About 60% of our human body is made up of water. The next most abundant component is protein, which makes up 16% of the body.
Proteins are composed of molecules and work actively every day while receiving the power of water molecules around them. We elucidate the structure and function of the protein.
In order to elucidate the structure and function of proteins, it is important to analyze the structural data obtained by simulation.
We evaluate the structural stability of proteins by making full use of many analytical methods, from traditional methods such as principal component analysis to the latest technologies such as VR. As a result, we are contributing to application fields such as drug discovery.
A protein is a high molecular compound in which 20 kinds of amino acids are linked in a "chain" form. The structure and function of proteins differ depending on the number, type and the order of binding of amino acids.
In addition, the structure of a protein that was born is an amino acid sequence. This is called the primary structure.
From here, proteins are convoluted by the interaction of the surrounding environment and settle into a three-dimensional structure called "tertiary structure".
We will elucidate the structural stability and function of this tertiary structure using molecular simulations.

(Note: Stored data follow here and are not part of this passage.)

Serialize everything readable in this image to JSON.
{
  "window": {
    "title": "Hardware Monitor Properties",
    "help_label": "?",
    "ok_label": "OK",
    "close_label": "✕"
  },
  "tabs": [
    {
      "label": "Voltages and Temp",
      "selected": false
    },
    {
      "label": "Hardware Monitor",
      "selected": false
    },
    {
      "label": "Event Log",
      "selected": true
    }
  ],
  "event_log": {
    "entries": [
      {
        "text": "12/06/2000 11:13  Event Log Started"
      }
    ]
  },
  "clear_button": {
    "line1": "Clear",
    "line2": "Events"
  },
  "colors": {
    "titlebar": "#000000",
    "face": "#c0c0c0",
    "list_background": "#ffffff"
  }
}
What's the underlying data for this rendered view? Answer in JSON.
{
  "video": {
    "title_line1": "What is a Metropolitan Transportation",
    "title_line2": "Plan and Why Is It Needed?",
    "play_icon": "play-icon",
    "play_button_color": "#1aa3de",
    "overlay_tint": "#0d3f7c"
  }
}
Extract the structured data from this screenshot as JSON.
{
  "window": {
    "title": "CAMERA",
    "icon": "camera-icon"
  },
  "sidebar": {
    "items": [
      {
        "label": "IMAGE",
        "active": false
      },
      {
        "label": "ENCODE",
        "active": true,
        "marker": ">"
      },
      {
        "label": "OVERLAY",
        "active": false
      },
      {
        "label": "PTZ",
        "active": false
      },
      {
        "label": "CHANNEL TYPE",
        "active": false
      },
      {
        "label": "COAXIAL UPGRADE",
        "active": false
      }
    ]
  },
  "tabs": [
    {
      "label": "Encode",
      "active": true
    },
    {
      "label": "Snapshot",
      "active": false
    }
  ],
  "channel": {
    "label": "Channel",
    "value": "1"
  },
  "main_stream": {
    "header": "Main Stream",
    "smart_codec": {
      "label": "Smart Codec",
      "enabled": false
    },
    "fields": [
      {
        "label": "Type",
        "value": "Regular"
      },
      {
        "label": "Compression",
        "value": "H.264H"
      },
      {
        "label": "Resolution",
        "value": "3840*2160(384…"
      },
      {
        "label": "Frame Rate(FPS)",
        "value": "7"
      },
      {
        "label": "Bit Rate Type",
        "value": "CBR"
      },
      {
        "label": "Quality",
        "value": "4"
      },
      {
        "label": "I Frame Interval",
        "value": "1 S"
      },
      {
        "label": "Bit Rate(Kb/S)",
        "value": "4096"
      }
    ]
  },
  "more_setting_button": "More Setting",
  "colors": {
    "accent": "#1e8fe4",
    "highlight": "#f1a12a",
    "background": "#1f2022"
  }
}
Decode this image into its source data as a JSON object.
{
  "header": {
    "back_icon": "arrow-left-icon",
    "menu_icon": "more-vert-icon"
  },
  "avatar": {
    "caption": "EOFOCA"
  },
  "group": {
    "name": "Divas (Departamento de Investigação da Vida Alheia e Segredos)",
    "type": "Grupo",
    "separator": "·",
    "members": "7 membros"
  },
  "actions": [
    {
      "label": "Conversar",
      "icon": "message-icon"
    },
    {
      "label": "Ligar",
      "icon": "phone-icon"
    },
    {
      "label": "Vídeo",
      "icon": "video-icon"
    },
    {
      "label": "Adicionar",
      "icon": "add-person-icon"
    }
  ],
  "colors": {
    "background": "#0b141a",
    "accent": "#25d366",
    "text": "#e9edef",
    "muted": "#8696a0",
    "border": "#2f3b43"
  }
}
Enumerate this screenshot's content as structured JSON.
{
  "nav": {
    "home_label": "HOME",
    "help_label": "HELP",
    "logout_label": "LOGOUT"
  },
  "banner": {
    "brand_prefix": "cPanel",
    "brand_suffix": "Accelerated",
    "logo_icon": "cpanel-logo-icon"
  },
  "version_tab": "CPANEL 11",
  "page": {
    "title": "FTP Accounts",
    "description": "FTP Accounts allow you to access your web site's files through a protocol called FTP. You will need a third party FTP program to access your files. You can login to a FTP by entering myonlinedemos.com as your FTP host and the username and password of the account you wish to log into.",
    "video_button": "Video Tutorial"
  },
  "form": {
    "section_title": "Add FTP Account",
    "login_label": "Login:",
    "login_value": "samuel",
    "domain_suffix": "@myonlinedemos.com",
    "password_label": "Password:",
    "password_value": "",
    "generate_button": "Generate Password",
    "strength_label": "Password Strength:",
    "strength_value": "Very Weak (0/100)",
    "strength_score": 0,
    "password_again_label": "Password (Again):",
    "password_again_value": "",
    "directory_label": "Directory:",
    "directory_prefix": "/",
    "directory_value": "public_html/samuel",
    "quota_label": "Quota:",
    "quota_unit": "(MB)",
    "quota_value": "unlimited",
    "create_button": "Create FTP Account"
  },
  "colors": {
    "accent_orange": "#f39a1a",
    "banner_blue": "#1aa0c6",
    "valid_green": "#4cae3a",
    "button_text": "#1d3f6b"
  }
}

Amino acids are mainly composed of H (hydrogen), O (oxygen), N (nitrogen) and S (sulfur) atoms. Therefore, proteins are also composed of these atoms, and when they are affected by the interaction between these atoms (Van der Waals, etc.) and the interaction with water molecules around these atoms. (Hydration interaction, etc.)
The purpose of molecular simulation is to elucidate the structural stability and function of proteins composed of these atoms by solving the equation of motion for each of these interacting atoms.
So how do you evaluate the structural stability of proteins based on the data obtained from molecular simulations? Here, we will introduce a method called Principal Component Analysis (PCA) as a specific example.
PCA attempts to visualize the structural stability of proteins by compressing the coordinates (number of dimensions: 3 (x, y, z)-by-number of atoms) of all atoms obtained by simulation at each time to a lower dimension.
Specifically, first, the axis is oriented in the direction in which the fluctuation of the protein structure is maximum, and then the axis is perpendicular to that axis and in the direction in which the fluctuation is the second largest.
Next, by projecting each atomic coordinate at each time on these two axes, a "structural map" as shown in the figure can be obtained. If each of these plot points corresponds to a structure. The more often the structure is obtained, the more stable the structure is.
We may also use VR to observe the results of simulations to elucidate the function of proteins.